Nilda puso cara de asco. Creo que yo también.
—¿Cómo pueden hacerse algo así? ¿Cómo pueden automutilarse?
—Será porque se puede. Y porque les gusta. Lady Di tiene escarificaciones de estrellas en el pecho. La Cuñataí Güirá dos alas en la espalda. No están para nada mal. A ellas les quedan bien.
—¿Y en Pinino? ¿La ese que significa?
—Es por Súper.
—¿Súper?
—Sí, Súper. Nafta Súper. Así lo empezó a conocer la calle. Incluso en su prontuario figura como «Pinino», «Pini», «el Súper» o «Nafta Súper».
—¿Y por qué?
—Porque a Pinino le gusta prender fuego. Ver las cosas arder.
—¿Es piromaníaco?
—Sí, eso dicen los loqueros.
—¿Y usted qué dice?
—Que es algo que está en su naturaleza.
El Señor de la Noche hizo una pausa antes de continuar.
—Ya lo revisó. Se dio cuenta de que no es normal. ¿Para qué le voy a mentir? Todos ellos, los de la banda, parece que tienen algo diferente. Todos menos yo.
—Vi muchas cosas en la guardia… pero como lo de esta noche…

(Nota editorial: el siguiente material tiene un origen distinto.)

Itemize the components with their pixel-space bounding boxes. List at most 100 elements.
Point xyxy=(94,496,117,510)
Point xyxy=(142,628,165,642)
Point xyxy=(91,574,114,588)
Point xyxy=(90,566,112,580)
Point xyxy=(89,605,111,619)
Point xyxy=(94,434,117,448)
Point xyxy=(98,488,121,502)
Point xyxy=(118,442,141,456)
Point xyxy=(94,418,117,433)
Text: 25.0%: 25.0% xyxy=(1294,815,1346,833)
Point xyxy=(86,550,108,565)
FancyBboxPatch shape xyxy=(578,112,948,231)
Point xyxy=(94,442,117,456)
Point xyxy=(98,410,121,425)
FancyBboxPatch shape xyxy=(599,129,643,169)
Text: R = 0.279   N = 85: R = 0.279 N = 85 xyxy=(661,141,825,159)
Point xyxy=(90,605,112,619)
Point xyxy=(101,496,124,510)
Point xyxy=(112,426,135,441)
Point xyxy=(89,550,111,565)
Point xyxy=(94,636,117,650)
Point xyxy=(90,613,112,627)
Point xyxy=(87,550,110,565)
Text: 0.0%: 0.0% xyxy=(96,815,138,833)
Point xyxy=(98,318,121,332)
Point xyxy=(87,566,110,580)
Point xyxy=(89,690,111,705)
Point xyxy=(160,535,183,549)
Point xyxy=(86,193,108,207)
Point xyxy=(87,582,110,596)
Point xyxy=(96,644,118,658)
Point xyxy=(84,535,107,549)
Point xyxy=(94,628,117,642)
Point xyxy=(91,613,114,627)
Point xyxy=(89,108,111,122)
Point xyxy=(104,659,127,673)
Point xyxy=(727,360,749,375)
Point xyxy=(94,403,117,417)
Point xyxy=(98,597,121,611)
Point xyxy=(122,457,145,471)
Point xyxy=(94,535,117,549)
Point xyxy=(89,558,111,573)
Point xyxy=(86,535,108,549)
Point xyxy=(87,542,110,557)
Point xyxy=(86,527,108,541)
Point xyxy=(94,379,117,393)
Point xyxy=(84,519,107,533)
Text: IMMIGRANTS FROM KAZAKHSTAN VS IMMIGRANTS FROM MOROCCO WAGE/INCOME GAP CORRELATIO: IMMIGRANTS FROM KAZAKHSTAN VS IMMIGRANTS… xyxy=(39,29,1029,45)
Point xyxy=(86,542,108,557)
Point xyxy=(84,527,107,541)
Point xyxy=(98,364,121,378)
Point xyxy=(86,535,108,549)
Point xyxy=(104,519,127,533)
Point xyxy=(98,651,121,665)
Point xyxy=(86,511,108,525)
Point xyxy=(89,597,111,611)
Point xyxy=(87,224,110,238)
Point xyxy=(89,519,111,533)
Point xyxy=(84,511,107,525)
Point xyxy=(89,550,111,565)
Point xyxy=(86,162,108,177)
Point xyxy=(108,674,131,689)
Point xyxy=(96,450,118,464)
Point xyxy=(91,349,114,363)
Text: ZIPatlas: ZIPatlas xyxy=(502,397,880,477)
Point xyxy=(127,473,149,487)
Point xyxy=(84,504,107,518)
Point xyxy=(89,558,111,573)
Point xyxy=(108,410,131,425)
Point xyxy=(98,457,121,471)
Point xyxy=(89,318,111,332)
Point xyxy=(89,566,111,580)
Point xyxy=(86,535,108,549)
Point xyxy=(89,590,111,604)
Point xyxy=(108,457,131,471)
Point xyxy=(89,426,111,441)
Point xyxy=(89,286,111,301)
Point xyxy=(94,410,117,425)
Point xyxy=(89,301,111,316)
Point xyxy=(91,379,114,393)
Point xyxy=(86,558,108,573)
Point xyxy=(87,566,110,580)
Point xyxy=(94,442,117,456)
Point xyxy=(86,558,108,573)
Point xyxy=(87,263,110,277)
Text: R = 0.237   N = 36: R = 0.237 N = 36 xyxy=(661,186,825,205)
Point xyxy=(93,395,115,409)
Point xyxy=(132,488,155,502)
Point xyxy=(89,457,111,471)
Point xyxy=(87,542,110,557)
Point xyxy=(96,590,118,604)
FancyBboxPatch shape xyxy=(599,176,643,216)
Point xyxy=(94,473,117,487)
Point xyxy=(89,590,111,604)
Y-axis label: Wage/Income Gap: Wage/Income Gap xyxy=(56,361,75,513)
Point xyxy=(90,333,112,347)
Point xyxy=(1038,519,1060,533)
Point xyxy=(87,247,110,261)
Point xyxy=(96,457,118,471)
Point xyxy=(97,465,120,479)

—Para Pinino un incendio es un gran espectáculo. Él cree fervientemente que al iniciarlo hay que hacerlo con lo mejor. Para que tenga un brillo ardiente. Siempre anda con dos bidones llenos de nafta. Nafta súper. De ahí el apodo.
—Comprendo.
—Cualquiera que lo vea llegar cargando en cada mano los bidones empieza a sentir miedo y calor. A transpirar por más que haga un frío de la concha de la lora. En Castillo no es ningún secreto que la nafta de esos bidones dura poco adentro. Los que tienen negocios con nosotros saben muy bien qué es lo que les pasa a los que se hacen los pillos: terminan bañados en nafta súper. Saben que si no nos cumplen lo último que van a hacer en vida es dar un gran espectáculo. Saben que con Pinino van a arder.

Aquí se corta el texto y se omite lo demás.